The antitumor activity of the arginine analog, L-canavanine, was studied in leukemic mice. This analog is known to substitute for arginine in protein biosynthesis in many prokaryotic and eukaryotic systems. Previous studies with cells grown in vitro indicated that canavanine caused a marked inhibition of DNA synthesis and viability. The system used in the present study was C57BL/6 .times. DBA/2 F1 mice bearing L1210 leukemic cells. Following an i.v. injection of 10 mg canavanine, the t1/2.beta. [elimination half-life] of canavanine in the serum was estimated at 16 min. Frequent injections of high doses of canavanine probably would be required for an effect on tumor cell proliferation. DNA synthesis by the L1210 cells, assayed by [3H]thymidine incorporation, fell to 9% of the control value after 12 hourly i.p. injections of canavanine (20 mg each).
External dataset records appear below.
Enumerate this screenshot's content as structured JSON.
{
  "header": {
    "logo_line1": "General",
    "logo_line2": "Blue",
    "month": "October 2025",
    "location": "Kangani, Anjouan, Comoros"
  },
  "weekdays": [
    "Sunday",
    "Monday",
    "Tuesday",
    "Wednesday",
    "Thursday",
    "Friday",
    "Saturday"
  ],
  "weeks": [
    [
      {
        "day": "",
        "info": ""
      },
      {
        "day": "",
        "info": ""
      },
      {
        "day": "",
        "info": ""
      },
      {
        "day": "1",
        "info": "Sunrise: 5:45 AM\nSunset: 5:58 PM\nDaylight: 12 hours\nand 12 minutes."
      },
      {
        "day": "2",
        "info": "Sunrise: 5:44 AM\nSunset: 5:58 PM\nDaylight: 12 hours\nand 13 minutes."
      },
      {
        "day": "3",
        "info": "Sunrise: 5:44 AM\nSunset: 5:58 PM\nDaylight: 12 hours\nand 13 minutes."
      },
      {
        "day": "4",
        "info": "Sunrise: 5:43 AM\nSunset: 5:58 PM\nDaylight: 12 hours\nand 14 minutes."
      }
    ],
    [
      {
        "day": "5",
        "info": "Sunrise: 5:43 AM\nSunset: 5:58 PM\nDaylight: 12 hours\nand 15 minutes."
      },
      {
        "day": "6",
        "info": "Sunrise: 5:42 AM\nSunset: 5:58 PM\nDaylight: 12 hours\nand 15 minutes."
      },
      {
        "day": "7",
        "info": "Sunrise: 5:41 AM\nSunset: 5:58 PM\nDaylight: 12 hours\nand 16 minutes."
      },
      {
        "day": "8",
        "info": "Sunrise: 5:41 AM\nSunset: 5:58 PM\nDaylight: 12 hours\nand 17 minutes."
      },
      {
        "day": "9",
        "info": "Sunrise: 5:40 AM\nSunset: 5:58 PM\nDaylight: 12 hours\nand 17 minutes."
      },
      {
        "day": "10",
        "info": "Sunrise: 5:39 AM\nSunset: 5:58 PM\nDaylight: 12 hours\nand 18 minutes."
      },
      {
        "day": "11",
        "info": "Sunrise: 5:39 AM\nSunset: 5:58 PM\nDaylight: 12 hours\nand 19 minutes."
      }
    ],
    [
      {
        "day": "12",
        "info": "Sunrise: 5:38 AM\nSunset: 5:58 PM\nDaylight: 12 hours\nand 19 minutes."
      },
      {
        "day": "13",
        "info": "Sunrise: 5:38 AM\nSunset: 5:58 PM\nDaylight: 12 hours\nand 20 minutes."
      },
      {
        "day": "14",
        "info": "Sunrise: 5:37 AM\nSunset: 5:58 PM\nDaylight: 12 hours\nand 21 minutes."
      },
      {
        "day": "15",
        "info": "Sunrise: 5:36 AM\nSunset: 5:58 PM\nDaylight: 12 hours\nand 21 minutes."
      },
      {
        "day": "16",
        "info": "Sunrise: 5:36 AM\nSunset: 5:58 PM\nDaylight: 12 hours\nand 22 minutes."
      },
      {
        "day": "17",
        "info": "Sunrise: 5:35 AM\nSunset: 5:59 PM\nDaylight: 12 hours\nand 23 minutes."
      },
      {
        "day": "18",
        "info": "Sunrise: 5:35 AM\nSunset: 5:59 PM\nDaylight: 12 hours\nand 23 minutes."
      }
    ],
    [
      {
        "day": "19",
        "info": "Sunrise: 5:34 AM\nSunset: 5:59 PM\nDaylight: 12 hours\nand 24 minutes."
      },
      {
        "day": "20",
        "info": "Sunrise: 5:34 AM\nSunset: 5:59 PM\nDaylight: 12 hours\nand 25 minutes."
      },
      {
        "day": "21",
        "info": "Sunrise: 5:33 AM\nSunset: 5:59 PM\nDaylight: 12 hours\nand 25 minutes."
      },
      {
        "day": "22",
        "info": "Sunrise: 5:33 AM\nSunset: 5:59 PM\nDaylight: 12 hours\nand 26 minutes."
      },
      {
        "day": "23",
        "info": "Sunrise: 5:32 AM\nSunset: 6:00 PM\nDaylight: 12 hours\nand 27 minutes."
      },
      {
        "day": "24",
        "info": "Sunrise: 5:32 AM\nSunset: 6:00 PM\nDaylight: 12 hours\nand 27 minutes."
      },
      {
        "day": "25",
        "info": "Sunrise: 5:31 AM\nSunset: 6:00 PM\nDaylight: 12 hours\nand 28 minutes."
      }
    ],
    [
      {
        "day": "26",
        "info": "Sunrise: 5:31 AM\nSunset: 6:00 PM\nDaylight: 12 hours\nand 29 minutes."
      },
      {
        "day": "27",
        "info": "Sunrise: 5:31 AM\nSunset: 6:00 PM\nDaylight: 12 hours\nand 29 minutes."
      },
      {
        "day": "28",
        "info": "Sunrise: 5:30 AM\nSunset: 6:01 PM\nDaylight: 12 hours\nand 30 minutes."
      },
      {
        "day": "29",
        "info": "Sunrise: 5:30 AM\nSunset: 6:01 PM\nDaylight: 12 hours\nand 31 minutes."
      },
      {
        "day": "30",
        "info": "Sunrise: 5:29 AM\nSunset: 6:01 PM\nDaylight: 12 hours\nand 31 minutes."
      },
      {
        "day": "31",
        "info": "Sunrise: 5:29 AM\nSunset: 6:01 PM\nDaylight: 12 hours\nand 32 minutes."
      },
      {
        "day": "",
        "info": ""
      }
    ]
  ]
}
A constant s.c. infusion of 20 mg/h for 24 h caused an 86% inhibition of DNA synthesis. The antitumor activity of canavanine was tested against L1210, using a 24 h infusion schedule with treatment starting 24 h after i.p. inoculation of 105 cells. An optimal dose of 18 g/kg body weight produced a median increased lifespan of 44% (P < 0.005). L-Canavanine may be useful as an antitumor agent.